Additionally, the SEC's approval of Nasdaq to list Bitcoin index options signals a gradual acceptance of crypto derivatives in regulated markets, potentially paving the way for more sophisticated ETF products ([SEC approves Nasdaq to list Bitcoin index options on the exchange](/blog/sec-approves-nasdaq-bitcoin-index-options-listing/)).

## Comparing Crypto ETFs to Alternative Crypto Exposure Methods

Traditional crypto ETFs like Morgan Stanley's offer regulated and accessible exposure but differ from direct crypto ownership or self-managed trading bots. For instance, automated trading bots such as those managed by [Try Pulsar.INK](https://app.pulsar.ink) provide active AI-driven trading strategies on crypto assets but require direct crypto custody and carry different risk profiles.

Choosing between ETFs and automated trading platforms involves considering your risk tolerance, desire for active management, regulatory comfort, and cost sensitivity. ETFs simplify compliance and custody but limit customization and may lag in fast-moving markets. Managed AI trading bots offer potential for higher returns but entail operational and technology risks.

## FAQ

### What are the main differences between Morgan Stanley’s Ethereum and Solana ETFs?

The Ethereum ETF invests in the more established ETH blockchain with slightly lower fees (~0.15%), while the Solana ETF targets a newer, faster blockchain with somewhat higher fees (~0.20%) and potentially higher volatility. Both provide regulated exposure but differ in underlying asset risk and ecosystem maturity.

### How do the fees of these ETFs compare to other crypto ETFs?

Morgan Stanley’s ETFs feature record-low fees relative to many crypto ETFs, which often charge 0.30% or more annually. The Ethereum ETF’s fees around 0.15% and Solana’s near 0.20% make them competitive options for cost-conscious investors, reducing long-term drag on returns.

### Can I trade Morgan Stanley’s crypto ETFs like regular stocks?

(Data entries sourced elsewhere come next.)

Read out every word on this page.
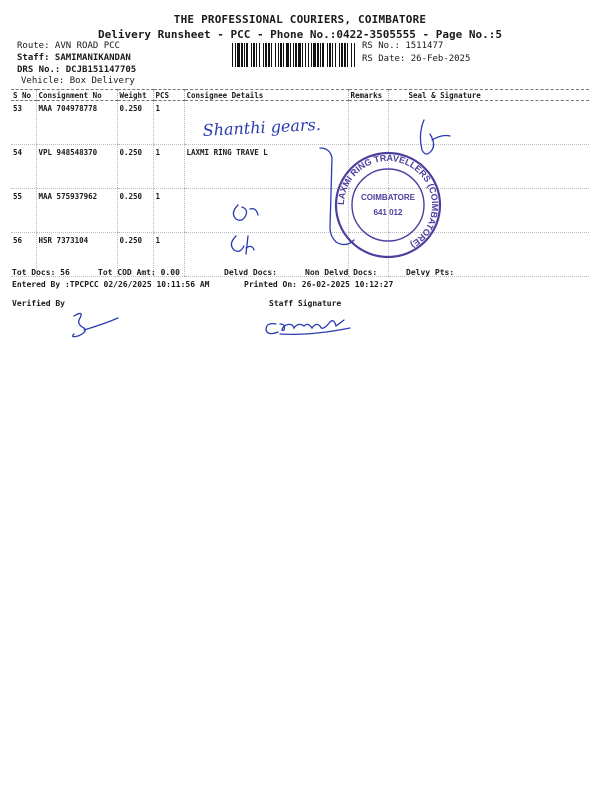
THE PROFESSIONAL COURIERS, COIMBATORE
Delivery Runsheet - PCC - Phone No.:0422-3505555 - Page No.:5
Route: AVN ROAD PCC
Staff: SAMIMANIKANDAN
DRS No.: DCJB151147705
Vehicle: Box Delivery
RS No.: 1511477
RS Date: 26-Feb-2025
S No	Consignment No	Weight	PCS	Consignee Details	Remarks	Seal & Signature
53	MAA 704978778	0.250	1			
54	VPL 948548370	0.250	1	LAXMI RING TRAVE L		
55	MAA 575937962	0.250	1			
56	HSR 7373104	0.250	1			
Tot Docs: 56	Tot COD Amt: 0.00	Delvd Docs:	Non Delvd Docs:	Delvy Pts:
Entered By :TPCPCC 02/26/2025 10:11:56 AM	Printed On: 26-02-2025 10:12:27
Verified By	Staff Signature
Shanthi gears.
COIMBATORE
641 012
LAXMI RING TRAVELLERS (COIMBATORE)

Yes, both ETFs are listed on traditional stock exchanges, allowing investors to buy and sell shares during market hours via standard brokerage accounts, providing liquidity and ease of access without managing crypto wallets.

### What are the risks of investing in these crypto ETFs?

Risks include market volatility, regulatory changes, tracking errors, and operational risks related to custody and fund management. Solana’s ETF carries additional technology and network reliability risks compared to Ethereum’s more established blockchain.

### How do these ETFs impact direct crypto ownership?

These ETFs offer indirect exposure, meaning investors do not hold the underlying crypto assets themselves. This eliminates risks related to private key management but introduces counterparty and fund management risks. Investors seeking direct control would need to purchase and store crypto independently.

### How do regulatory changes affect these ETFs?

Crypto ETF regulations continue evolving globally. Changes can impact fund operations, asset eligibility, and reporting requirements, which in turn influence liquidity, fees, and risk. Monitoring regulatory developments is crucial for investors.

### Are these ETFs suitable for long-term investment?

They can be, especially given their low fees and regulated nature. However, crypto assets are inherently volatile, so investors should assess their risk tolerance and investment horizon carefully.

## Final Thoughts

Morgan Stanley’s Ethereum and Solana ETFs represent significant steps in mainstreaming crypto investments through regulated, cost-efficient products. Their record-low fees and accessible structures make them compelling options compared to traditional crypto investment routes. However, investors must weigh the trade-offs between ease of access, regulatory protection, and the inherent risks of volatile crypto markets.

For those interested in active crypto trading strategies with AI-driven automation, exploring options like [Try Pulsar.INK](https://app.pulsar.ink) can provide a complementary approach. Understanding the broader regulatory and market context, such as the implications of US regulatory actions ([US regulators press to rein in hyperliquid energy trading: implications for crypto markets](/blog/us-regulators-target-hyperliquid-energy-trading/)), further informs prudent decision-making in this dynamic asset class.